Remmy then channeled her work in social development to helping organize the Philippine Educational Theater Association (PETA), working with such esteemed stage artists like the late National Artist Lino Brocka, to organize the cultural workers not only in staging politically- and socially-oriented plays, but also in using drama as a tool of pedagogy, working with young people to gain self-awareness and awareness of their place in society and what they can do to change it.
It was around this time that Remmy was invited to take part in a consultation among leaders of the Association of Foundations of the Philippines, and during their down-time, she got to talking with three other women – Teresita Deles, Irene Santiago and Sr. Mary John Mananzan – and they all noted how, even in this gathering of the most socially-aware Filipinos, the “woman question” hardly figured. Among their concerns: how, when a couple faced a choice between their shared social commitment and the need to earn a living, it was the woman who inevitably gave up her social involvement to work in the private sector; the lack of recognition or seniority given to women leaders in the social movement; and the refusal of many social change groups to address women’s issues. From these intense, late-night discussions was born PILIPINA, a home-grown “feminist-socialist” group that seeks to act as a “catalyst” among women of various sectors and to promote the role of women in politics and public power.
Sometime later, as the protest movement in the wake of the Aquino assassination grew, Remmy assumed an active part in organizing different women’s and sectoral groups to present a united front against the Marcos dictatorship. Soon after the EDSA Revolt that saw the Marcoses fleeing in exile, Remmy was appointed by the then-new President Cory Aquino as executive director of the National Commission on the Role of Filipino Women.
In this post, Remmy brought her gifts of persuasion and her years of deep analysis of the conditions of Philippine society, to forge a new direction for the Commission. She steered the Commission away from its work of direct organizing of women to the important task of “mainstreaming” gender concerns in every government department and office, and thus influencing even the private sector and non-government organizations. Much of that work has seen fruition in different ways: in the greater awareness among law enforcement agencies like the police and the armed forces of women’s rights and protection against violence; in changing curricula in schools on the role of women and men in the family and society; and in the greater voice given to women in business and the economy. Remmy was also instrumental in drawing mainstream support to the work of different organizations providing shelter and counseling for women victims of violence, winning support from funding agencies and helping draw up their principles of work and advocacy.
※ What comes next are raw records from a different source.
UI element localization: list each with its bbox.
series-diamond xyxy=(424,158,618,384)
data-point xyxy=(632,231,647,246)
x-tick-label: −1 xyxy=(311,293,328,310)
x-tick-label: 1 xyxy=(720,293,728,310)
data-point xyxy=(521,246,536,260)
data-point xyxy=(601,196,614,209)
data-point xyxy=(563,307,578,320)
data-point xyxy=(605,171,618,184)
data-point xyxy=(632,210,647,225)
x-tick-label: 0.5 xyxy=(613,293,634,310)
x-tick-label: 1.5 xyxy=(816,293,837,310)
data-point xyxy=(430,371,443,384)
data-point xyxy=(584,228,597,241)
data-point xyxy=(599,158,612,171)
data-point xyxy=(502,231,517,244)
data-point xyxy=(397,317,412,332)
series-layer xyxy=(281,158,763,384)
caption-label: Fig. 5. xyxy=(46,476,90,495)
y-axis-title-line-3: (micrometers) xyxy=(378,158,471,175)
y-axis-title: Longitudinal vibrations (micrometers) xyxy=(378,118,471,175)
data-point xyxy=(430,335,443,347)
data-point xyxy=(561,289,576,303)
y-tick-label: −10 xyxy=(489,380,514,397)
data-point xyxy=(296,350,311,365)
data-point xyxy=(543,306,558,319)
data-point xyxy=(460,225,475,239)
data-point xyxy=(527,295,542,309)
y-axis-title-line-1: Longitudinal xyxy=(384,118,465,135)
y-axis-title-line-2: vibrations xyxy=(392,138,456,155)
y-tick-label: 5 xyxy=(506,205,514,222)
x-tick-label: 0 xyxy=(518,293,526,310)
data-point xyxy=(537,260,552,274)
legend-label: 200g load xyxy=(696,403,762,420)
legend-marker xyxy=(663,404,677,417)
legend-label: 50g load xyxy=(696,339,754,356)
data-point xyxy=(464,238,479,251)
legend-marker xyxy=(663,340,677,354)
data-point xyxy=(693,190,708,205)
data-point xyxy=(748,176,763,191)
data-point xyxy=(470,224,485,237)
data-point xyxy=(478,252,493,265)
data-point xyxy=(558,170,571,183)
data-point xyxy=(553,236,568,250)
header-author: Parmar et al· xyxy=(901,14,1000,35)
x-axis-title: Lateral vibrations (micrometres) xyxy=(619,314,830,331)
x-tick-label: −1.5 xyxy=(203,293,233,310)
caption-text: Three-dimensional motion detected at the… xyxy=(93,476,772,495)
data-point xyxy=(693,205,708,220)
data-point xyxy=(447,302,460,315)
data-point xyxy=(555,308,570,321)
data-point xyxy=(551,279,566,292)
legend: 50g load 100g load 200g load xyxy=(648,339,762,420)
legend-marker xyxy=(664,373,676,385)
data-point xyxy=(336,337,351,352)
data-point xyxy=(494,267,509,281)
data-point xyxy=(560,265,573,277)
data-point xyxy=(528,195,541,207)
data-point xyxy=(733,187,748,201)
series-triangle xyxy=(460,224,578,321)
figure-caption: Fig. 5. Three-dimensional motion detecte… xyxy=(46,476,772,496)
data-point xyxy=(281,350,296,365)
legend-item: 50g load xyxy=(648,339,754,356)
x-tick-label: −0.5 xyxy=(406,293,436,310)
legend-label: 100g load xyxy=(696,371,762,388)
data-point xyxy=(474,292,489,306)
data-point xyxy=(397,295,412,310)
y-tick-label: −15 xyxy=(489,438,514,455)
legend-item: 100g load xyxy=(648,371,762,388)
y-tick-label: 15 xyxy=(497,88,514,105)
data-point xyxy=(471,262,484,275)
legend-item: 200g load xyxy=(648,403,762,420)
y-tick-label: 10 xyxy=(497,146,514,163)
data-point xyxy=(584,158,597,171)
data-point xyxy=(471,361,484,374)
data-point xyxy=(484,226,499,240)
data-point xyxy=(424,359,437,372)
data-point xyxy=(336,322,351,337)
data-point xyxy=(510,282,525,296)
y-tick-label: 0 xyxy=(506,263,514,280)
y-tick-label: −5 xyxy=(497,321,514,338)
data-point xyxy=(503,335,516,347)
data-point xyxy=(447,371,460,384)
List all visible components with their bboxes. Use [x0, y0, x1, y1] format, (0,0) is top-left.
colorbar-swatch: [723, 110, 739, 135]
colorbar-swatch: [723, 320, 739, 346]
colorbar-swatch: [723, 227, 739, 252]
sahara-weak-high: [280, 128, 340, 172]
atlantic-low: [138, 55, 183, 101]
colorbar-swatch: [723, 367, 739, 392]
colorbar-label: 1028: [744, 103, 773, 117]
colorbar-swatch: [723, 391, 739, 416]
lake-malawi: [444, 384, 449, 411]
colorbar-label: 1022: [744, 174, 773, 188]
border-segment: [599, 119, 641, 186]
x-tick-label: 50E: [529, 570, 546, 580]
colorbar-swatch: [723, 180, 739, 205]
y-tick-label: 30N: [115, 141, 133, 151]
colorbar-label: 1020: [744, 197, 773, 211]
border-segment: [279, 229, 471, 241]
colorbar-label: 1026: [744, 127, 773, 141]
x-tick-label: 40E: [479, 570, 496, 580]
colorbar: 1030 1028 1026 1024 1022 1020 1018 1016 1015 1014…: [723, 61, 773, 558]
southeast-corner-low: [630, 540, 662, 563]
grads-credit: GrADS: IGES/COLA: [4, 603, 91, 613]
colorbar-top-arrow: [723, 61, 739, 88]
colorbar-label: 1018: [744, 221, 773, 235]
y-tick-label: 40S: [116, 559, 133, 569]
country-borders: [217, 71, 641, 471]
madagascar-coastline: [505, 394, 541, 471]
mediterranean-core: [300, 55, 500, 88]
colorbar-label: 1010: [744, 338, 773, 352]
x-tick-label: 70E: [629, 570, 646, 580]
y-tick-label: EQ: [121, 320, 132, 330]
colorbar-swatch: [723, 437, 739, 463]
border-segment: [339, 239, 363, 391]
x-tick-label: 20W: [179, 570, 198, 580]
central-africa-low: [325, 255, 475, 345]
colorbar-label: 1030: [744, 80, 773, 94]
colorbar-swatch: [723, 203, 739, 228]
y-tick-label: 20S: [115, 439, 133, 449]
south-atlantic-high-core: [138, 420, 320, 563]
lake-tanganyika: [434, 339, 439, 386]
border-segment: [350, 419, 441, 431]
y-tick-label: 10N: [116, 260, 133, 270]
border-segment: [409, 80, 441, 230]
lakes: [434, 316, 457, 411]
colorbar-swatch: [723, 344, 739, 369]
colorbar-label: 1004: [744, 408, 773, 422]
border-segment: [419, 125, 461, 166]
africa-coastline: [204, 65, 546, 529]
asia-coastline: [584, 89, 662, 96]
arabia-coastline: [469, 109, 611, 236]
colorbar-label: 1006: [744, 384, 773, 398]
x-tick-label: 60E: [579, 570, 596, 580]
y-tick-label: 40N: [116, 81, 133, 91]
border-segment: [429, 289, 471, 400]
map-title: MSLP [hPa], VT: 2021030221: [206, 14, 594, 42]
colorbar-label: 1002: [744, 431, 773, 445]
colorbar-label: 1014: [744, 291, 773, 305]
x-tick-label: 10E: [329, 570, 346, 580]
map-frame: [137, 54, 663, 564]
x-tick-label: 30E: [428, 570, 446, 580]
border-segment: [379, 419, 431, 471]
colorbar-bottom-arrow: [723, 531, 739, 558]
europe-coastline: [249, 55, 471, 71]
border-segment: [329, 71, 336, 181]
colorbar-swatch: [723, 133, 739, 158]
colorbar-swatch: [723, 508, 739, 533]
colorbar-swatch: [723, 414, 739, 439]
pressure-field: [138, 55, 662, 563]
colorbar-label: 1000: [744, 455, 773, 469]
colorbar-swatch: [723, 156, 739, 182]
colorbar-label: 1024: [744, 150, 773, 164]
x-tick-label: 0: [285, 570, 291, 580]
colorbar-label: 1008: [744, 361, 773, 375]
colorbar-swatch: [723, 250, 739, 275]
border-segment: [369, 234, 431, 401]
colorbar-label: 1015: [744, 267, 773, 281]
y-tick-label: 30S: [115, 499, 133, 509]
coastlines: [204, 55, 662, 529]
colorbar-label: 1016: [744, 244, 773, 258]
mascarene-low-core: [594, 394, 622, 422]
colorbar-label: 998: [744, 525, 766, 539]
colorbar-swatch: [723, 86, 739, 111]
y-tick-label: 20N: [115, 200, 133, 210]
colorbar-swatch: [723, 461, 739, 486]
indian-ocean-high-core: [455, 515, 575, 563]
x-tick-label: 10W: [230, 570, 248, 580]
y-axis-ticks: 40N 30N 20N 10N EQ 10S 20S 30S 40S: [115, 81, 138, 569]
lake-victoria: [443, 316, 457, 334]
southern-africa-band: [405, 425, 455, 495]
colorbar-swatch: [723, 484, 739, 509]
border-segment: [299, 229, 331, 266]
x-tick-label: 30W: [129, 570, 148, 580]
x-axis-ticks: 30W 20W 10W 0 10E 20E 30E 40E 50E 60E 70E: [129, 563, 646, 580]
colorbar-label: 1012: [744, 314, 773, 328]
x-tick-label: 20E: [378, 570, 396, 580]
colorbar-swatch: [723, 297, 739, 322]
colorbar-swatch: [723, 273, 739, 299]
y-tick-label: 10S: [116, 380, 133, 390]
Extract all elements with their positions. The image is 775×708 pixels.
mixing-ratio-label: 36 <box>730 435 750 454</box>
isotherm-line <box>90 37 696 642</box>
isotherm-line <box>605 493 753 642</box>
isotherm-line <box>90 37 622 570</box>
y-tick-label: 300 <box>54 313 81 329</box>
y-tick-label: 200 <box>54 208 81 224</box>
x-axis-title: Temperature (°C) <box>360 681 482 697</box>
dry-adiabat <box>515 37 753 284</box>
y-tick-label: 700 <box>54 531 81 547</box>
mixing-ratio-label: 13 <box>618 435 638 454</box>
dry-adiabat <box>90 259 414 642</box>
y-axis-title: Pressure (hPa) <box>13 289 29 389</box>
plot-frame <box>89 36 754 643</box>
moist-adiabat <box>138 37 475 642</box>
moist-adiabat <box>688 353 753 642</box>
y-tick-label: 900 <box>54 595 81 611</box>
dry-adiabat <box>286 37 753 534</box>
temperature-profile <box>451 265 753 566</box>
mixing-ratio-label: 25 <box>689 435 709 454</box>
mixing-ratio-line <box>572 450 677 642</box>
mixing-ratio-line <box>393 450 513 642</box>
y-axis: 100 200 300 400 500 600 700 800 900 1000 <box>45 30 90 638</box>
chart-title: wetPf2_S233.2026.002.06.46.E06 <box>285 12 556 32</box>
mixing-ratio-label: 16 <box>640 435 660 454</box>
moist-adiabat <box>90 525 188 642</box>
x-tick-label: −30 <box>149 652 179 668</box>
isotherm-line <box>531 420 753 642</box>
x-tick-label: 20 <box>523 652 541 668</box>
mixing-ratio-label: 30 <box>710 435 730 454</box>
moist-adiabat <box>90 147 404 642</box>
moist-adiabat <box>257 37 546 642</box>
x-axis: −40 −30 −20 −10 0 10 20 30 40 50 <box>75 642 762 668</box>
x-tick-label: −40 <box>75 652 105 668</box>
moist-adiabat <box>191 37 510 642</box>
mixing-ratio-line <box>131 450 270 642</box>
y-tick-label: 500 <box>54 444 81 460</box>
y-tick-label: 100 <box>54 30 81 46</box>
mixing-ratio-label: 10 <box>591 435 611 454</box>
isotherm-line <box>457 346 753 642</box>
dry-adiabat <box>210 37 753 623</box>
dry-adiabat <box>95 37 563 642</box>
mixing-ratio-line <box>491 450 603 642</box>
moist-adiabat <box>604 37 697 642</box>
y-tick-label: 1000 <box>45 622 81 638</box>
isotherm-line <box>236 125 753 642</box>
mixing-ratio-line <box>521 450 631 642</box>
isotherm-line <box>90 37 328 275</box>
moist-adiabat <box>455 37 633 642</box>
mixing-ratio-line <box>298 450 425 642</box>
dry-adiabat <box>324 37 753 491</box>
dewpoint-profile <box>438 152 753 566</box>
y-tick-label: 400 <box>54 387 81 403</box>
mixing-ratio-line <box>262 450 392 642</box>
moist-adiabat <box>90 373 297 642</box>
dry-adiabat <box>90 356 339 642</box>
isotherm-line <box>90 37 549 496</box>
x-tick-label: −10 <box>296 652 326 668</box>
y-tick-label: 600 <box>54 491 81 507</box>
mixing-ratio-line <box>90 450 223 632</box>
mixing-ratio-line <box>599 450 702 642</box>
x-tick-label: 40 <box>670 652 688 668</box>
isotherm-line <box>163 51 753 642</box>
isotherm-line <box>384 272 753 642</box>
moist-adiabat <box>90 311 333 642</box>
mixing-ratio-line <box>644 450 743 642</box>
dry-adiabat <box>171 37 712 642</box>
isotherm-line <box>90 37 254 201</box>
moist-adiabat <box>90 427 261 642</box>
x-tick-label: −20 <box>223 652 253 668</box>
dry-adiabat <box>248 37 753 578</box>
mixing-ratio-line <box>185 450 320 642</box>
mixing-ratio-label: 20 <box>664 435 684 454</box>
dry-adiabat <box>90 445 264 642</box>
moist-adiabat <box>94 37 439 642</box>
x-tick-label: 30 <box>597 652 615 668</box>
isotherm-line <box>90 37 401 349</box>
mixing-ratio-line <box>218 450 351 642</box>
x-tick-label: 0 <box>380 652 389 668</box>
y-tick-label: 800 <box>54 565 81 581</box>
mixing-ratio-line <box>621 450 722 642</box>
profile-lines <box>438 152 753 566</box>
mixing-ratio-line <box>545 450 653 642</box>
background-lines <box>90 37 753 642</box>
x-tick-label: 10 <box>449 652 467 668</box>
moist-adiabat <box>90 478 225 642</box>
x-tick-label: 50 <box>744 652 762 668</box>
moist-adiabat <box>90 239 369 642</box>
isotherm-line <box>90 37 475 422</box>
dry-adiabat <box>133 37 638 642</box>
One of Remmy’s most innovative approaches to the question of gender and peace was to organize women community leaders among indigenous communities in Muslim Mindanao and in the Cordilleras, where armed conflicts had already exacted their bloody toll, in sincere dialogue and sharing of experiences.
She has also brought her work on gender and politics to the regional arena, in her work as coordinator of the Asia-Pacific organization on women in politics.
Remmy is today the Chairperson of the National Commission on Women, as the re-organized NCRFW is now known. She continues to go around the country, continuing to “raise consciousness” about gender issues, especially on the role of women in building and sustaining peace. She continues to use her gifts of humor and sharp commentary to keep public attention on the continuing need to work for gender equality especially now when a new generation of women tends to take the gains of feminism for granted.